These vision statements are really good, and I think cover all of the important bases.
On learning curve, I think it’s important we also consider significant investment in tooling, i.e. rustdoc. I’ve heard @steveklabnik mention it doesn’t get much love, and that feels like a pity. One example: the Windows docs for
std are currently not available online, because rustdoc will only build the docs for the current platform (or really just the currently applicable set of conditional compilation conditions). How are Windows/OS X users supposed to learn
std in this situation? Another: how to document module items whose definition depends on conditional compilation stuff? Do I have to copy docs for each platform?

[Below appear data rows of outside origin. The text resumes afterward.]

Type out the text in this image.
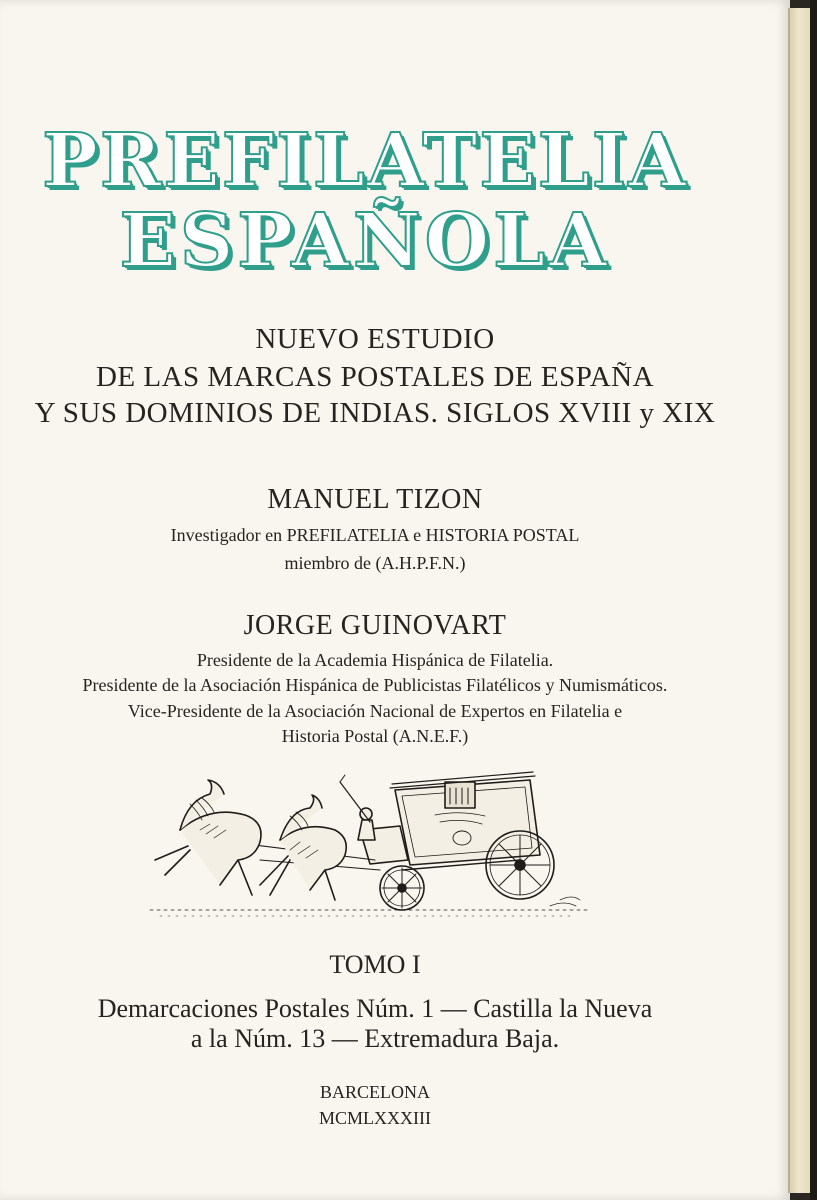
PREFILATELIA
ESPAÑOLA
NUEVO ESTUDIO
DE LAS MARCAS POSTALES DE ESPAÑA
Y SUS DOMINIOS DE INDIAS. SIGLOS XVIII y XIX
MANUEL TIZON
Investigador en PREFILATELIA e HISTORIA POSTAL
miembro de (A.H.P.F.N.)
JORGE GUINOVART
Presidente de la Academia Hispánica de Filatelia.
Presidente de la Asociación Hispánica de Publicistas Filatélicos y Numismáticos.
Vice-Presidente de la Asociación Nacional de Expertos en Filatelia e
Historia Postal (A.N.E.F.)
TOMO I
Demarcaciones Postales Núm. 1 — Castilla la Nueva
a la Núm. 13 — Extremadura Baja.
BARCELONA
MCMLXXXIII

If the current order of vision statement implies prioritization, I would prioritize the FFI story more. In trying to sell Rust, being able to integrate well with already existing/used technology is incredibly important in making an exploration of Rust as a technology low-risk.
One other thing that came up in threads on this forum recently: it would be in an interesting challenge to try to organize a Rust fund to try and help fund the library ecosystem. I came up with a concept around “turning precious metal into Rust”, with a yearly pitch to stated Friends of Rust (I thought up all kinds of puns, too, but forget them) to contribute on the order of 1k/10k/25k to a funding team that would then approve grant proposals from the community. It would maybe hinge on demonstrating the community’s independence from Mozilla, to some extent?